When we get to ‘I Won’t Leave My Wooden Wife For You, Sugar’, TUSOA make a song that could have come off a later Velvet Underground album. It’s a very rockabilly, it’s very swingy, and quite, honestly, pretty cheesy. It’s not the best track on the album, but it’s harmless, perhaps representing the cheerier side of Sixties music. But in testament to how unpredictable and vast this album is, we have ‘Where Is Yesterday’. In a TOTAL departure from its predecessor, this song opens with choral like vocals, followed by the chiming of a bell and horror-movie like strings. The feeling is echoes in the lyrics: ‘All you see of yesterday is shadows in your mind/ Shadows on the pavement but no bodies do you find’. Wow.
‘Coming Down’ brings back the fast paced, fuzzed out distortion of traditional Sixties psychedelica, a relatively safe move considering some of the twists and turns of this album, but a decent song nevertheless. Not quite a patch on ‘Love Song For The Dead Che’, minimalist number that fits the name excellently, feeling more like a funeral march than a pop song, while ‘Stranded in Time’ feels like a more developed version of ‘Eleanor Rigby’.
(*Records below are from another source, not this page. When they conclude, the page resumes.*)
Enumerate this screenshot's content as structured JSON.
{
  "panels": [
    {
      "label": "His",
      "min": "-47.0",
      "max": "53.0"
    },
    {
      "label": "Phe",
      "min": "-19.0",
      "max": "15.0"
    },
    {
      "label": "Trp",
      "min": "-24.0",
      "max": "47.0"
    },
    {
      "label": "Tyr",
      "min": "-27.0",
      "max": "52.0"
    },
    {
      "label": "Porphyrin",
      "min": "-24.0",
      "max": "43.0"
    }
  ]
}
Finally, we have the epic ‘The American Way of Love’, an song the hop, skips and jumps its way through, not only past themes found in this album, but just American music in Sixties full stop. Take the second section, entitled ‘California Good Time Music’, a pastiche of the Beach Boys before diving into some more crunchy synthetic organ sounds and sound bites from TUSOA that sound like they draw from The Beatles and Nico. Hell, it even sounds like it pulls from traditional film score music; truly this is a patchwork of Sixties sounds.
The United States of America is a hidden gem. While it may not be perfect, it deviates from the often similar sounds of the Sixties to create something wonderfully unique. Recommended for anyone who finds The Beatles a bit dry.